Na sessão do Plenário Virtual do Supremo Tribunal Federal encerrada em 18/08/2017, a Corte decidiu pela inexistência de repercussão geral acerca da inclusão/exclusão dos valores relativos a créditos presumidos de ICMS da base de cálculo do IRPJ e da CSLL.

 

Segundo os contribuintes, cabia ao STF definir se os créditos presumidos de ICMS se subsomem aos conceitos constitucionais de receita, renda e lucro. O Tribunal deveria examinar os atributos dos créditos presumidos e os comparar aos conceitos de receita, renda e lucro já encampados por sua jurisprudência.

 

Ademais, sustentavam os contribuintes que a incidência destes Tributos sobre os benefícios fiscais implicaria a invasão pela União da competência dos Estados para a concessão de benefícios fiscais atinentes ao ICMS, na medida em que encartado no poder de tributar igualmente reside o de não tributar (arts. 150, §6º, 153, III, 155 e 195, I, c, da CF/88), além de, consequentemente, haver violação ao princípio federativo (arts. 1º, 60, §4º, I, 150, VI, ‘a’, 151 e 152 da CF/88).

 

Muito embora o Tribunal tenha reconhecido a repercussão geral de temas análogos, como a incidência de PIS e COFINS sobre os créditos presumidos de ICMS (RE n. 835.818) e IPI (RE n. 593.544), após o Relator, Min.

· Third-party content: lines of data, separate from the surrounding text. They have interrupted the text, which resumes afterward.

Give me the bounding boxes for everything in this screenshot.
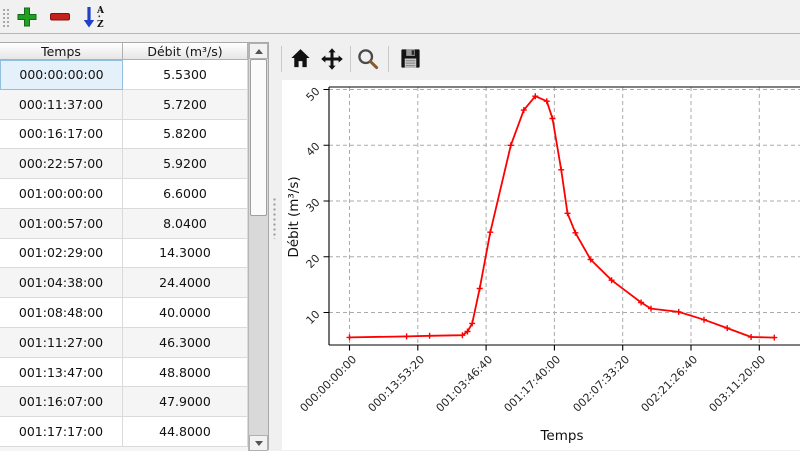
table-row: 001:08:48:00 40.0000: [0, 298, 248, 328]
arrow-down-icon: [255, 441, 263, 446]
table-row: 001:04:38:00 24.4000: [0, 268, 248, 298]
cell-debit[interactable]: 5.8200: [123, 120, 248, 150]
gridlines: [329, 87, 800, 345]
table-row: 000:16:17:00 5.8200: [0, 120, 248, 150]
scrollbar-down-button[interactable]: [249, 435, 268, 451]
cell-debit[interactable]: 14.3000: [123, 239, 248, 269]
main-toolbar: A Z: [0, 0, 800, 34]
table-row: 001:11:27:00 46.3000: [0, 328, 248, 358]
cell-temps[interactable]: 000:16:17:00: [0, 120, 123, 150]
cell-debit[interactable]: 46.3000: [123, 328, 248, 358]
toolbar-separator: [350, 46, 351, 72]
data-point-markers: [347, 93, 778, 340]
home-icon: [289, 47, 312, 70]
cell-temps[interactable]: 001:17:17:00: [0, 417, 123, 447]
svg-text:A: A: [96, 6, 105, 16]
minus-icon: [48, 5, 72, 29]
hydrograph-line: [350, 96, 775, 337]
table-row: 001:00:57:00 8.0400: [0, 209, 248, 239]
table-body: 000:00:00:00 5.5300 000:11:37:00 5.7200 …: [0, 60, 248, 447]
cell-temps[interactable]: 001:00:00:00: [0, 179, 123, 209]
y-axis-label: Débit (m³/s): [286, 127, 304, 307]
table-row: 001:17:17:00 44.8000: [0, 417, 248, 447]
add-row-button[interactable]: [14, 4, 40, 30]
cell-temps[interactable]: 001:16:07:00: [0, 387, 123, 417]
cell-temps[interactable]: 000:22:57:00: [0, 149, 123, 179]
table-row: 000:11:37:00 5.7200: [0, 90, 248, 120]
cell-debit[interactable]: 44.8000: [123, 417, 248, 447]
move-icon: [320, 47, 344, 71]
cell-debit[interactable]: 8.0400: [123, 209, 248, 239]
chart-zoom-button[interactable]: [355, 45, 381, 72]
table-row: 001:13:47:00 48.8000: [0, 358, 248, 388]
column-header-temps[interactable]: Temps: [0, 43, 123, 60]
toolbar-drag-handle[interactable]: [2, 8, 10, 28]
cell-debit[interactable]: 48.8000: [123, 358, 248, 388]
table-row: 001:00:00:00 6.6000: [0, 179, 248, 209]
cell-temps[interactable]: 001:08:48:00: [0, 298, 123, 328]
scrollbar-up-button[interactable]: [249, 43, 268, 59]
data-table: Temps Débit (m³/s) 000:00:00:00 5.5300 0…: [0, 43, 248, 451]
sort-az-icon: A Z: [81, 4, 109, 30]
plus-icon: [15, 5, 39, 29]
cell-temps[interactable]: 001:04:38:00: [0, 268, 123, 298]
column-header-debit[interactable]: Débit (m³/s): [123, 43, 248, 60]
cell-temps[interactable]: 000:11:37:00: [0, 90, 123, 120]
cell-temps[interactable]: 001:11:27:00: [0, 328, 123, 358]
table-row: 001:02:29:00 14.3000: [0, 239, 248, 269]
cell-debit[interactable]: 47.9000: [123, 387, 248, 417]
chart-home-button[interactable]: [287, 45, 313, 72]
data-table-panel: Temps Débit (m³/s) 000:00:00:00 5.5300 0…: [0, 42, 269, 450]
toolbar-separator: [388, 46, 389, 72]
table-header-row: Temps Débit (m³/s): [0, 43, 248, 60]
toolbar-separator: [281, 46, 282, 72]
table-row: 000:00:00:00 5.5300: [0, 60, 248, 90]
floppy-save-icon: [399, 47, 422, 70]
cell-temps[interactable]: 000:00:00:00: [0, 60, 123, 90]
x-axis-label: Temps: [510, 428, 614, 444]
sort-az-button[interactable]: A Z: [80, 4, 110, 30]
cell-debit[interactable]: 24.4000: [123, 268, 248, 298]
cell-debit[interactable]: 5.9200: [123, 149, 248, 179]
table-row: 001:16:07:00 47.9000: [0, 387, 248, 417]
cell-temps[interactable]: 001:00:57:00: [0, 209, 123, 239]
cell-debit[interactable]: 5.7200: [123, 90, 248, 120]
table-row: 000:22:57:00 5.9200: [0, 149, 248, 179]
splitter-handle[interactable]: [272, 197, 278, 239]
cell-temps[interactable]: 001:02:29:00: [0, 239, 123, 269]
svg-text:Z: Z: [97, 20, 104, 30]
chart-figure: 1020304050000:00:00:00000:13:53:20001:03…: [282, 80, 800, 450]
cell-debit[interactable]: 40.0000: [123, 298, 248, 328]
cell-debit[interactable]: 5.5300: [123, 60, 248, 90]
partial-table-row: [0, 447, 248, 451]
cell-temps[interactable]: 001:13:47:00: [0, 358, 123, 388]
magnifier-icon: [356, 47, 380, 71]
scrollbar-thumb[interactable]: [250, 59, 267, 216]
arrow-up-icon: [255, 49, 263, 54]
cell-debit[interactable]: 6.6000: [123, 179, 248, 209]
table-vertical-scrollbar[interactable]: [248, 43, 268, 451]
chart-canvas[interactable]: [282, 80, 800, 450]
axes-spines: [324, 87, 800, 351]
chart-save-button[interactable]: [397, 45, 423, 72]
remove-row-button[interactable]: [47, 4, 73, 30]
chart-pan-button[interactable]: [319, 45, 345, 72]
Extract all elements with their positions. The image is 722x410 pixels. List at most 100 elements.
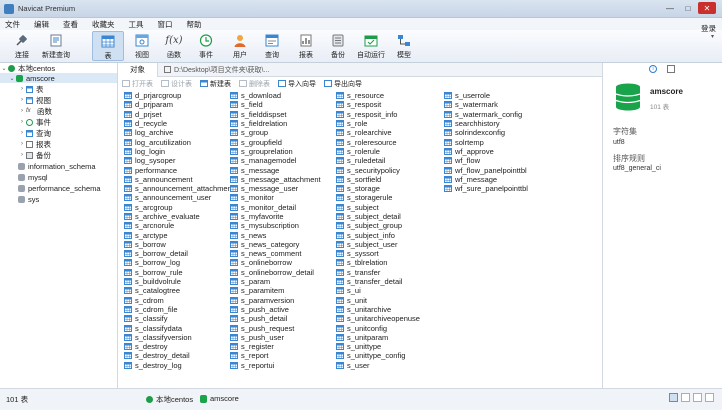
tree-database-mysql[interactable]: mysql [18,172,48,182]
table-item[interactable]: s_paramitem [230,286,321,295]
tree-database-information-schema[interactable]: information_schema [18,161,96,171]
menu-view[interactable]: 查看 [56,19,85,30]
table-item[interactable]: s_onlineborrow_detail [230,268,321,277]
table-item[interactable]: s_securitypolicy [336,165,420,175]
table-item[interactable]: s_rolerule [336,147,420,156]
table-item[interactable]: s_transfer [336,268,420,277]
table-item[interactable]: s_classifydata [124,323,234,333]
view-button[interactable]: 视图 [126,31,158,61]
table-item[interactable]: s_tblrelation [336,258,420,267]
table-item[interactable]: s_news_comment [230,249,321,258]
new-query-button[interactable]: 新建查询 [40,31,72,61]
table-item[interactable]: s_param [230,277,321,286]
table-item[interactable]: s_subject [336,203,420,212]
connect-button[interactable]: 连接 [6,31,38,61]
table-item[interactable]: wf_sure_panelpointtbl [444,184,528,193]
table-item[interactable]: s_watermark_config [444,110,528,119]
ddl-icon[interactable] [667,65,675,73]
tab-objects[interactable]: 对象 [118,62,158,77]
table-item[interactable]: d_recycle [124,119,234,128]
table-button[interactable]: 表 [92,31,124,61]
table-item[interactable]: s_resposit_info [336,110,420,119]
table-item[interactable]: s_news_category [230,240,321,249]
tree-connection[interactable]: ⌄ 本地centos [0,63,55,73]
table-item[interactable]: d_prjarcgroup [124,91,234,100]
export-wizard-button[interactable]: 导出向导 [320,79,366,89]
table-item[interactable]: log_sysoper [124,156,234,165]
table-item[interactable]: s_arctype [124,230,234,240]
table-item[interactable]: s_register [230,342,321,351]
table-item[interactable]: s_push_request [230,323,321,333]
table-item[interactable]: s_subject_detail [336,212,420,221]
tree-item-functions[interactable]: › fx 函数 [18,106,52,116]
table-item[interactable]: s_ui [336,286,420,295]
table-item[interactable]: s_borrow [124,240,234,249]
table-item[interactable]: s_watermark [444,100,528,109]
list-view-toggle[interactable] [669,393,678,402]
table-item[interactable]: s_subject_user [336,240,420,249]
table-item[interactable]: s_field [230,100,321,109]
table-item[interactable]: s_arcgroup [124,203,234,212]
table-item[interactable]: s_archive_evaluate [124,212,234,221]
tree-item-events[interactable]: › 事件 [18,117,51,127]
menu-edit[interactable]: 编辑 [27,19,56,30]
maximize-button[interactable]: □ [680,2,696,14]
table-item[interactable]: s_unittype [336,342,420,351]
table-item[interactable]: s_unittype_config [336,351,420,360]
table-item[interactable]: s_groupfield [230,137,321,147]
table-item[interactable]: d_prjparam [124,100,234,109]
schedule-button[interactable]: 自动运行 [355,31,387,61]
table-item[interactable]: s_fieldrelation [230,119,321,128]
table-item[interactable]: s_subject_info [336,230,420,240]
menu-window[interactable]: 窗口 [151,19,180,30]
tree-database-sys[interactable]: sys [18,194,39,204]
table-item[interactable]: s_managemodel [230,156,321,165]
menu-favorites[interactable]: 收藏夹 [85,19,122,30]
tree-item-tables[interactable]: › 表 [18,84,44,94]
tree-item-reports[interactable]: › 报表 [18,139,51,149]
event-button[interactable]: 事件 [190,31,222,61]
table-item[interactable]: s_rolearchive [336,128,420,137]
table-item[interactable]: s_classify [124,314,234,323]
table-item[interactable]: solrtemp [444,137,528,147]
table-item[interactable]: s_myfavorite [230,212,321,221]
table-item[interactable]: s_monitor [230,193,321,202]
table-item[interactable]: s_announcement [124,175,234,184]
table-item[interactable]: s_unit [336,296,420,305]
table-item[interactable]: s_group [230,128,321,137]
tree-database-performance-schema[interactable]: performance_schema [18,183,101,193]
table-item[interactable]: s_classifyversion [124,333,234,342]
table-item[interactable]: s_buildvolrule [124,277,234,286]
table-item[interactable]: s_destroy [124,342,234,351]
detail-view-toggle[interactable] [681,393,690,402]
design-table-button[interactable]: 设计表 [157,79,196,89]
backup-button[interactable]: 备份 [322,31,354,61]
table-item[interactable]: s_onlineborrow [230,258,321,267]
table-item[interactable]: s_sortfield [336,175,420,184]
expand-icon[interactable]: › [18,119,26,125]
new-table-button[interactable]: 新建表 [196,79,235,89]
tab-query-file[interactable]: D:\Desktop\项目文件夹\获取\... [158,65,269,75]
expand-icon[interactable]: › [18,108,26,114]
table-item[interactable]: s_paramversion [230,296,321,305]
table-item[interactable]: s_grouprelation [230,147,321,156]
menu-file[interactable]: 文件 [0,19,27,30]
report-button[interactable]: 报表 [290,31,322,61]
table-item[interactable]: s_unitparam [336,333,420,342]
table-item[interactable]: s_borrow_detail [124,249,234,258]
table-item[interactable]: s_message_user [230,184,321,193]
table-item[interactable]: s_unitarchiveopenuse [336,314,420,323]
table-item[interactable]: s_userrole [444,91,528,100]
table-item[interactable]: s_download [230,91,321,100]
table-item[interactable]: s_syssort [336,249,420,258]
table-item[interactable]: s_destroy_detail [124,351,234,360]
table-item[interactable]: wf_approve [444,147,528,156]
delete-table-button[interactable]: 删除表 [235,79,274,89]
table-item[interactable]: s_resposit [336,100,420,109]
info-icon[interactable]: i [649,65,657,73]
table-item[interactable]: s_announcement_attachment [124,184,234,193]
table-item[interactable]: s_resource [336,91,420,100]
expand-icon[interactable]: › [18,141,26,147]
collapse-icon[interactable]: ⌄ [0,65,8,72]
table-item[interactable]: s_borrow_log [124,258,234,267]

Dias Toffoli, ter proposto que a controvérsia teria natureza infraconstitucional – o que afasta a possibilidade do reconhecimento da repercussão geral e, assim, o conhecimento do recurso –, inobstante a divergência aberta pelo Min. Marco Aurélio, que se manifestou no sentido da existência de questão constitucional e de repercussão geral, a maioria dos Ministros acompanhou o relator, obstando o conhecimento do Recurso.

 

Com a decisão, a questão terá de ser decidida pelo Superior Tribunal de Justiça, a quem compete dirimir divergências interpretativas e alegações de violação à Legislação Federal. Contudo, no presente momento, não há consenso entre as Turmas de direito público do Tribunal, de modo que se aguarda a eventual afetação do tema à sistemática dos recursos repetitivos, quando poderá haver pacificação destas divergências.